Farrokh Seilanian Toosi 1 , *

1 Department of Radiology, Mashhad University of Medical Sciences, Mashhad, IR Iran

How to Cite: Seilanian Toosi F. Pulmonary Nodules CT Scan, Iran J Radiol. Online ahead of Print ; 11(30th Iranian Congress of Radiology):e21245.


Iranian Journal of Radiology: 11 (30th Iranian Congress of Radiology); e21245
Article Type: Research Article


Pulmonary nodules are a common incidental finding on imaging studies, particularly multidetector computed tomography (MDCT). Advances in CT have improved characterization of nodules, helping to differentiate benign from malignant lesions noninvasively. Many nodules, however, remain indeterminate and require either temporal characterization to confirm stability or invasive assessment for a definitive diagnosis. A pulmonary nodule is defined as a round opacity, at least moderately well marginated and no greater than 3 cm in maximum diameter.
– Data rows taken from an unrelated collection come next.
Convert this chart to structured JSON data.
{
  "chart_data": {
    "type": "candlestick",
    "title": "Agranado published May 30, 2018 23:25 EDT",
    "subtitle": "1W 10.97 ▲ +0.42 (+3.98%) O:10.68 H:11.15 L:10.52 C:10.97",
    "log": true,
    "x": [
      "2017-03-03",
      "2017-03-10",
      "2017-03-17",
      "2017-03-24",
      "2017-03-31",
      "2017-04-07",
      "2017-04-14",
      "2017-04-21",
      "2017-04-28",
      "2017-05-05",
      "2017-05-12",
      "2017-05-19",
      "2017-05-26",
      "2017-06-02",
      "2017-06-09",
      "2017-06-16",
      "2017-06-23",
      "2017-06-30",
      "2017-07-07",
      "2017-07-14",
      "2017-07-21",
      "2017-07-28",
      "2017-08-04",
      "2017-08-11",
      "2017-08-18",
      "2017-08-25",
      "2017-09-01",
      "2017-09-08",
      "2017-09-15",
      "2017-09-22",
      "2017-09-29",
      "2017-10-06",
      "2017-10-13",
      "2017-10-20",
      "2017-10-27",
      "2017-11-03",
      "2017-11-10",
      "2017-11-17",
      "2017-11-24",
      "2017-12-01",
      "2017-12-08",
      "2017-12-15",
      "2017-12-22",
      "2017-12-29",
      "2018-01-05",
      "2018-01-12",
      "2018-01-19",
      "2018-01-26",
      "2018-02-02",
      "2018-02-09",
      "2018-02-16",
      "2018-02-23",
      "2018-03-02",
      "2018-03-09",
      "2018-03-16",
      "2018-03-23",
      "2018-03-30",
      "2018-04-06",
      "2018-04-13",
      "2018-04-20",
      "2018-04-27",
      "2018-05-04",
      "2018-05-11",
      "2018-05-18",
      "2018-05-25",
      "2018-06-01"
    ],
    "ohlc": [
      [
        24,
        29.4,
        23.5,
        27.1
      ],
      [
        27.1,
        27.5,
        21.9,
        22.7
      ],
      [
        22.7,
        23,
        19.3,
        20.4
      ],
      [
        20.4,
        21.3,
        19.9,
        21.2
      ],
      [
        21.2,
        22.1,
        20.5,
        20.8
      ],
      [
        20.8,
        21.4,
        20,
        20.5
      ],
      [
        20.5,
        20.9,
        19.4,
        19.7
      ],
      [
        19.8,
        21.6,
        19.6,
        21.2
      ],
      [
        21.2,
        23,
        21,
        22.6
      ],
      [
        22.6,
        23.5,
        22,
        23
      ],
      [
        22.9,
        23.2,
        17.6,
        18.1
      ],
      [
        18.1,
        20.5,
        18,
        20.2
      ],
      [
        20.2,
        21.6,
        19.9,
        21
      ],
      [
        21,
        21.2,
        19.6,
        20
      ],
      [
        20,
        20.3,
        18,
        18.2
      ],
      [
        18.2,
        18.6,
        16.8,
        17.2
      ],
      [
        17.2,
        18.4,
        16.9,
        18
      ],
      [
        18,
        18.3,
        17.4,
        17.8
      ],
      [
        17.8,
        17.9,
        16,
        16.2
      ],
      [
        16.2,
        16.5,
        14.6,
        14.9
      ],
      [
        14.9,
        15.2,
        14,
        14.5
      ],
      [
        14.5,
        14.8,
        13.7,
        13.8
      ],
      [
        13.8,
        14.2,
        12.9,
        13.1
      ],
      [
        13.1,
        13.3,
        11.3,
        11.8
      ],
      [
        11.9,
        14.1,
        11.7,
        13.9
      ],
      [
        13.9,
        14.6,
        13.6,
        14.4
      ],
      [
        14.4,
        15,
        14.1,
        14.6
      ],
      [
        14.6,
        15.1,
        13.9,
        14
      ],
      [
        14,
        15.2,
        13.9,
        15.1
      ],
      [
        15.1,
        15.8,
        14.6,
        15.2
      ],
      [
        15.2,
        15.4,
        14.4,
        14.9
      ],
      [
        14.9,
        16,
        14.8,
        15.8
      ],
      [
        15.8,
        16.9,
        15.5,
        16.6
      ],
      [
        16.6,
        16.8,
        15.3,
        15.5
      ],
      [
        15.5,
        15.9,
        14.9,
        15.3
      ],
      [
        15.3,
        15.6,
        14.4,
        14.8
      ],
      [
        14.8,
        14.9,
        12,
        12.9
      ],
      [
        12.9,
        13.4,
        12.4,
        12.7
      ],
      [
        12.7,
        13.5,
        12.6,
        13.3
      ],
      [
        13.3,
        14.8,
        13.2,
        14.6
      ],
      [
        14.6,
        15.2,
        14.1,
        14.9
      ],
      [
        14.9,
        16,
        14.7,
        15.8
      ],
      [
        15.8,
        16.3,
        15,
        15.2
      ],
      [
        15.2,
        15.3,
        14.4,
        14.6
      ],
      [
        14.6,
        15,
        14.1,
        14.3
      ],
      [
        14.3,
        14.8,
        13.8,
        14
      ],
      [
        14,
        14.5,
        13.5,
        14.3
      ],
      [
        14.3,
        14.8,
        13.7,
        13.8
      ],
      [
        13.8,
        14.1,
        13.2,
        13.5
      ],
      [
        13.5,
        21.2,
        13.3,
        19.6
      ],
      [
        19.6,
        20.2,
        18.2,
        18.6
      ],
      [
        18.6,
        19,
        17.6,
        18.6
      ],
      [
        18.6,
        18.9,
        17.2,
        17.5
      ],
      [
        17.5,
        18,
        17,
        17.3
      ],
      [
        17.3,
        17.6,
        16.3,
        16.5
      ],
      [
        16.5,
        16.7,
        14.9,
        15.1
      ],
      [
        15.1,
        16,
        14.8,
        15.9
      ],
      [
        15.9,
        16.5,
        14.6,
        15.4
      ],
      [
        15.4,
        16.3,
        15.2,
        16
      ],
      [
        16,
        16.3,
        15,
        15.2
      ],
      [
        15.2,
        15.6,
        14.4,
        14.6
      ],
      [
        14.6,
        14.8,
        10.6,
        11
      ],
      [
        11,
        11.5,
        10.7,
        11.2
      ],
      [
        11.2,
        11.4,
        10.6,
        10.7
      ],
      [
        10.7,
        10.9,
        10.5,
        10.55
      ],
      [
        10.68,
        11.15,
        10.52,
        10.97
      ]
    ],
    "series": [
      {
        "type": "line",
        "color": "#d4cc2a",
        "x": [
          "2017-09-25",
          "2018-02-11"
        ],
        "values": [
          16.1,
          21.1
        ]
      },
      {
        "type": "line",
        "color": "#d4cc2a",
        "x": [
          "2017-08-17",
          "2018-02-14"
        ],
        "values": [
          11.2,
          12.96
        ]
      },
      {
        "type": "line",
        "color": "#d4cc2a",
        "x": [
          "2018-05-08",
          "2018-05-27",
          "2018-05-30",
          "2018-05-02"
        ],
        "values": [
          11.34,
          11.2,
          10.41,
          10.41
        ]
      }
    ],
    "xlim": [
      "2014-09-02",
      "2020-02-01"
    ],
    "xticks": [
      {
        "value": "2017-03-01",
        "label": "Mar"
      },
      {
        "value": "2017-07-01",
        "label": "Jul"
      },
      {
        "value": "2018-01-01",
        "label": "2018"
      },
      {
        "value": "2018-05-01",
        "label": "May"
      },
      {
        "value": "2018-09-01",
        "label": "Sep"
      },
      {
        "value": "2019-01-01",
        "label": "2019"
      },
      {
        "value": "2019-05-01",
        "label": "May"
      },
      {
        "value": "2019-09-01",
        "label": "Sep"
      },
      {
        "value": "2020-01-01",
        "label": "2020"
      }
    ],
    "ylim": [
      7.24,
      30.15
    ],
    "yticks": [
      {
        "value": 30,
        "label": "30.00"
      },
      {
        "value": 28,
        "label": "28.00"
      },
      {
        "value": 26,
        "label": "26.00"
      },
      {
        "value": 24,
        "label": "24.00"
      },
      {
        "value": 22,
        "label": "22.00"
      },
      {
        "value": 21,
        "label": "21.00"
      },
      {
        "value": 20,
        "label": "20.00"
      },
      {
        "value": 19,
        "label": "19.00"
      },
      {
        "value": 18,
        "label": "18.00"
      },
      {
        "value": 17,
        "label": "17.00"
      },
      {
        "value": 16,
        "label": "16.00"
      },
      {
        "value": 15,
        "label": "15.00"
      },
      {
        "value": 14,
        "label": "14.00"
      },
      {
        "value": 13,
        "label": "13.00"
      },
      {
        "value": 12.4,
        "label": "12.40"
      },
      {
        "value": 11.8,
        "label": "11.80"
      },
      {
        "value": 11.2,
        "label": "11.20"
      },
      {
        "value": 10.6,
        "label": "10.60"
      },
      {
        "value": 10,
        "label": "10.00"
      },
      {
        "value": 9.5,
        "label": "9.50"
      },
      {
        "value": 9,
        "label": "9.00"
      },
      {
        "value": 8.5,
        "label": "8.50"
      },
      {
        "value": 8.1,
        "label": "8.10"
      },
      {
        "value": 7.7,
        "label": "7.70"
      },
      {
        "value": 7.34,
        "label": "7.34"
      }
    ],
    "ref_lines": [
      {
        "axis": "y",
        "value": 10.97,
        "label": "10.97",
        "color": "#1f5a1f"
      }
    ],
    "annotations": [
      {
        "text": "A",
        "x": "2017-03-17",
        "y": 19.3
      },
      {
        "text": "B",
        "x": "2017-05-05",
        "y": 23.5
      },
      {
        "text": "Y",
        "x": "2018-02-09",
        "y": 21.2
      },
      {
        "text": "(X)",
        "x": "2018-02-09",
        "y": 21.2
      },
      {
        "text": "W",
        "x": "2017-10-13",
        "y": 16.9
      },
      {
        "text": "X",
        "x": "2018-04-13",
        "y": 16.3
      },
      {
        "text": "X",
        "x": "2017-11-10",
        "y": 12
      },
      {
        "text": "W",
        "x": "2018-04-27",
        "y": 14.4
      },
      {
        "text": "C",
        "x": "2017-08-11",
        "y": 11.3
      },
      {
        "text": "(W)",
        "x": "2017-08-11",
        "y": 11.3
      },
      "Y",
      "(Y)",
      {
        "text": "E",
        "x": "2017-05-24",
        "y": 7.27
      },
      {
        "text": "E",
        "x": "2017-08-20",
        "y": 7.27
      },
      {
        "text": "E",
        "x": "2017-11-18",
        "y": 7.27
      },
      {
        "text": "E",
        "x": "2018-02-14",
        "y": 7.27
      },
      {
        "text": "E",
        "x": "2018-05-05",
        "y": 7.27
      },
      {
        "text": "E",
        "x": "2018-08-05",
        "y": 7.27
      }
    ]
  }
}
Solitary pulmonary nodules (SPNs) may be caused by a variety of benign and malignant disorders. CT is significantly more sensitive than standard radiography for nodule detection, and with the increasing use of MDCT, small nodules of less than 1 cm are detected with increasing frequency. As a result, small benign lesions that would have otherwise been invisible on radiographs are now being detected. Low-dose CT has proved to be 3 times more sensitive than chest radiography for detection of non-calcified nodules. Of those patients with nodules, 11% were eventually diagnosed with lung cancer, the majority of whom at stage I of the disease. The introduction of MDCT has minimized misregistration artifacts and improved spatial and temporal resolution, thereby, improving nodule detection and characterization. Intravenous contrast administration is not routinely required. However, it may prove useful in cases in which the suspected nodule is located adjacent to the mediastinum or hilum or if there is a suspicion for an arteriovenous malformation. Routine reconstructions typically are composed of 5-mm sections with a non-targeted field of view. A targeted field of view with thin sections (11.5 mm) through an area of interest, however, greatly improves spatial resolution and hence nodule assessment.